John Cameron Lowrie (1808–1900) was a Scottish-American Presbyterian missionary who spent 43 years serving in India. He was instrumental in establishing and developing mission stations, schools, and hospitals in the Indian subcontinent.

== Early life and education ==
Lowrie was born on November 14, 1808, in Paisley, Renfrewshire, Scotland, to John and Janet Lowrie. His father was a textile manufacturer. The family immigrated to the United States when Lowrie was 10 years old, settling in Philadelphia.

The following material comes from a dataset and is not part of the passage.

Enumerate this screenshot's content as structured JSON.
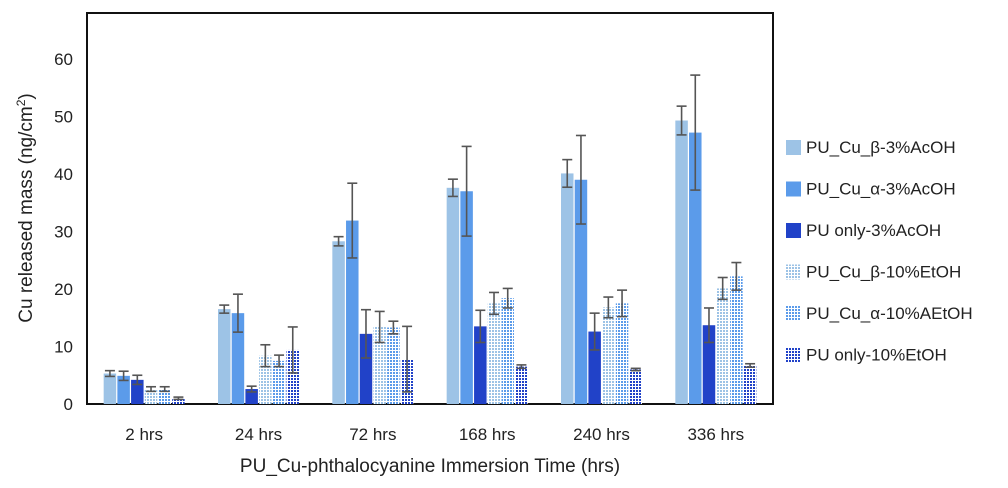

Lowrie attended Jefferson College in Canonsburg, PA, graduating in 1829 with a Bachelor of Arts degree. During his college years, he became deeply committed to Christianity and decided to pursue a career in ministry.

He then studied theology at the Princeton Theological Seminary, earning his Doctor of Divinity degree in 1833. At Princeton, Lowrie developed a strong interest in foreign missions.

=== Missionary work ===
In 1834, Lowrie was ordained as a Presbyterian minister and joined the American Board of Commissioners for Foreign Missions (ABCFM). He arrived in India on November 23, 1835, and began his missionary work in the Allahabad region. Lowrie's initial focus was on evangelism, education, and medical care. He established several mission stations, schools, and hospitals, including :

- Allahabad Mission Station (1835): Founded by Lowrie, it became a hub for missionary activities in the region.
- Muhammadan Mission (1842): Established to specifically target Muslim communities.
- Girls' School and Orphanage (1845): Provided education and care for girls.
- Allahabad Mission School (1848): Offered Western-style education to Indian students.

== Personal life ==
Lowrie married Margaret Mitchell in 1835, and they had six children together, Janet (1837–1915), John (1839–1863), Margaret (1841–1923), William (1843–1885), James (1845–1917), Robert (1847–1931). Margaret died in 1864, and Lowrie remarried to Emily J. Wilson in 1866. Lowrie retired from active missionary work in 1877 but continued to support the ABCFM. He returned to the United States in 1880 and settled in Philadelphia. John Cameron Lowrie died on June 23, 1900, at his home in Philadelphia.

=== Role in Punjab Christianity ===
In 1846, Lowrie along with William Reed arrived in Punjab, which had recently been annexed by the British East India Company. Lowrie played a crucial role in converting Punjab's first Muslim convert to Christianity, Shaikh Ibrahim, in 1853. He established the Lahore Mission in 1849, which became a hub for missionary activities in the region. Lowrie met with Maharaja Ranjit Singh, the ruler of Punjab, in 1840 for missionary work in the region. The Ludhiana Mission was established in November 1834 by John Lorrie.